On Tue, Jan 09, 2018 at 07:57:50PM +0000, Michael Lilja wrote:
> > On Mon, Jan 08, 2018 at 04:15:47PM +0100, Thomas Monjalon wrote:
> > > Hi,
> > >
> > > 08/01/2018 14:08, Finn Christensen:
> > > > Hi Thomas,
> > > >
> > > > Thanks for bringing this discussion up again.
> > > >
> > > > The Napatech PMD is build on top of our proprietary driver. The
> > reason is basically that we utilize many years of driver development and
> > thus reuses the FPGA controlling code in the DPDK PMD. The Napatech
> > driver suite is still closed source.
> > > > The current NTNIC PMD dynamically links a Napatech proprietary
> > NTAPI library to control the FPGA on our NICs.
> > > >
> > > > We did think of the PMD as being our responsibility to keep updated
> > towards the Napatech NIC communication, and that we would be
> > engaged and asked to modify accordingly if changes in DPDK required
> > that (maintainer). Furthermore, the PMD compiles with no issues, when
> > NTNIC is enabled.
> > > > We have plans to write a stand-alone PMD, but this is not a small task
> > to do, therefore we haven't got to that yet.
> > >
> > > This standalone PMD would be open and BSD licensed?
> > >
> > > > If the DPDK community would accept the dynamic linking to a
> > proprietary library, from inside our PMD, then it would be great.
> > >
> > > Dynamic linking is OK.
> > > I think we can accept such PMD at the condition that we can build it,
> > > meaning we can easily download the build dependencies for free.
> > >
> > > > Let me know what you think. Or maybe you have ideas to what else
> > we could do to make it upstream.
> > >
> > > My thinking is to allow every hardware to have a good DPDK support.

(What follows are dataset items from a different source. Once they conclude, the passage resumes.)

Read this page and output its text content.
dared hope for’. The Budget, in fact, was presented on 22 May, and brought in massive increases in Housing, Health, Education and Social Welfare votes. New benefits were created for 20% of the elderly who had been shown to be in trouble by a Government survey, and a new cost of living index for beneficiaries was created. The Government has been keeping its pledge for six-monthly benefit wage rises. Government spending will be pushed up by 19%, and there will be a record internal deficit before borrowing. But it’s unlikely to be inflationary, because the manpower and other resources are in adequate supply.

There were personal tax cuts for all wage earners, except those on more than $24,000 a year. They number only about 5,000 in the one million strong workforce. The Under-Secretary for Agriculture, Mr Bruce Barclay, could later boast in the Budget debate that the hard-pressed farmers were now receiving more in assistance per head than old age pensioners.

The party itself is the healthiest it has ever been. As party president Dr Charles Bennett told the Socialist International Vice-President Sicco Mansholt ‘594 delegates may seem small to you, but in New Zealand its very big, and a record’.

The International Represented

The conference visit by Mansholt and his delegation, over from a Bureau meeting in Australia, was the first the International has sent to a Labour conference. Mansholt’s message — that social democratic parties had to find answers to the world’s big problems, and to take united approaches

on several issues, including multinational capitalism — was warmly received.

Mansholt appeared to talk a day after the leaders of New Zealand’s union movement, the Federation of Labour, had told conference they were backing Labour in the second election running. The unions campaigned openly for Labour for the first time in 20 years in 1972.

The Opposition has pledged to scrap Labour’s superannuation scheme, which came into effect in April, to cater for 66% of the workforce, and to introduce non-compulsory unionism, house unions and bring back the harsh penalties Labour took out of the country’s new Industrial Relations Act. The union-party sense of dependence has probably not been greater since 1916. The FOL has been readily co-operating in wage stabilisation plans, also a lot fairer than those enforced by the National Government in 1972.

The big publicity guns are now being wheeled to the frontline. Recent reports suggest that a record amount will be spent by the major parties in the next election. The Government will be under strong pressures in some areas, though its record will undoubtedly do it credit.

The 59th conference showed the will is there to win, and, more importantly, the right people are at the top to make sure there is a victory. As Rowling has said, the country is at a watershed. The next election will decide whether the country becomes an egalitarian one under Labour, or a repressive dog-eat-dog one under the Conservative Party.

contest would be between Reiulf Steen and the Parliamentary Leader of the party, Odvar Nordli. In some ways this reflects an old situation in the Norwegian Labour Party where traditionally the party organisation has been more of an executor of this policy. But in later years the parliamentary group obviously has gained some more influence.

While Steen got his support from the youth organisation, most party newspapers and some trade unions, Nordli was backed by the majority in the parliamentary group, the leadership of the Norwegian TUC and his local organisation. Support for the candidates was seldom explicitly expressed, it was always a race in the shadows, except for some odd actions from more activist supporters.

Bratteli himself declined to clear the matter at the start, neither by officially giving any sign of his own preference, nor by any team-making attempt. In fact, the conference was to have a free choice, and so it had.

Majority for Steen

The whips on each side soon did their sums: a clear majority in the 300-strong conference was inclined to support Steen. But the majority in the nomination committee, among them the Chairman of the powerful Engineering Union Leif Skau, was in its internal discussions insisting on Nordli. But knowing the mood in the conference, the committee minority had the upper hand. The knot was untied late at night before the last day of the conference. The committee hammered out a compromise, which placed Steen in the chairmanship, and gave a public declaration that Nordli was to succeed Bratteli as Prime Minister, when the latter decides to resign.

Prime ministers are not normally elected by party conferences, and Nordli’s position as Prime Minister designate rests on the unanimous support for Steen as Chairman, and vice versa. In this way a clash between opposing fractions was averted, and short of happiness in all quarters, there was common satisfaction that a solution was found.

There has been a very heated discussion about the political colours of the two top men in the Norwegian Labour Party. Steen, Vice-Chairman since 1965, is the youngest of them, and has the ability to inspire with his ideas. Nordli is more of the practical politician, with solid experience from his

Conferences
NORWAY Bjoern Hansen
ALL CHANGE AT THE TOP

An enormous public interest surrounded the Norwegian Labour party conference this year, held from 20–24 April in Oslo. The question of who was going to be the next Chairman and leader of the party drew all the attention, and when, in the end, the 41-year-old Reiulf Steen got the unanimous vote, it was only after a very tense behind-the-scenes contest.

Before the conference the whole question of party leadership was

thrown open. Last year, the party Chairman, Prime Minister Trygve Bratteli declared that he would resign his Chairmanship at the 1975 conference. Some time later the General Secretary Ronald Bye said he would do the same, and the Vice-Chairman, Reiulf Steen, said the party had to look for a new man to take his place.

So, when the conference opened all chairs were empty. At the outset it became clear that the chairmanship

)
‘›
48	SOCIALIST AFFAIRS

> > > Every step in this direction is a progress.
> > >
> >
> > I have to ask the question:  Why not open source your FPGA code?  That
> > would make all of this a non issue.
> >
> > While I knows it to various degrees been done in the past, I really don't
> > like the idea of including drivers (even open source drivers), if they have
> > dependencies on closed source software.  It means that we as a
> > community assume some level of responsibility for that pmd, but have
> > no ability to make fixes to that pmd without accepting your license
> > terms.  I understand that you are saying you currently have responsibility
> > for it as the license owner, but if that chages in the future, the PMD has
> > no use to the community.  It would be preferable if access to controlling
> > the hardware was just free of a proprietary license.  Then you wouldn't
> > have to write a stand alone pmd.
> >
> > Neil
> I understand your concern, but it is quite normal that BSP (Board Support Package) is binary and has an API that is BSD licensed. The Napatech Suite is basically a BSP. The API that will be used in the PMD is a BSD licensed API and so will the PMD be. If you understand the API you will be able to control the hardware and thereby also be able to change the DPDK driver. The API is public available and so is the BSP binary package. A good analogy is how Android does open source develop for Quallcomm based HW boards, where the Quallcomm firmware is proprietary. Any user can download full Android stack and BSP packages free of charge to do Android development.
> 
> /Michael
> 
You can couch it any way you like, but regardless of how you want to view the
proprietary part of this system, the hardware is being used as a NIC in the
DPDK, and for that purpose you need a driver.  As you currently have it
architected, the driver (open source or not), is useless without the binary
portion underneath it, and so is useless to any user without agreeing to your
license terms.  Pert of the benefit of open source software is that users can
continue to modify/enchance/maintain the software powering your hardware after
you decide to stop supporting it.  And so I'm not comfortable with accepting
code that doesn't allow this community to do that.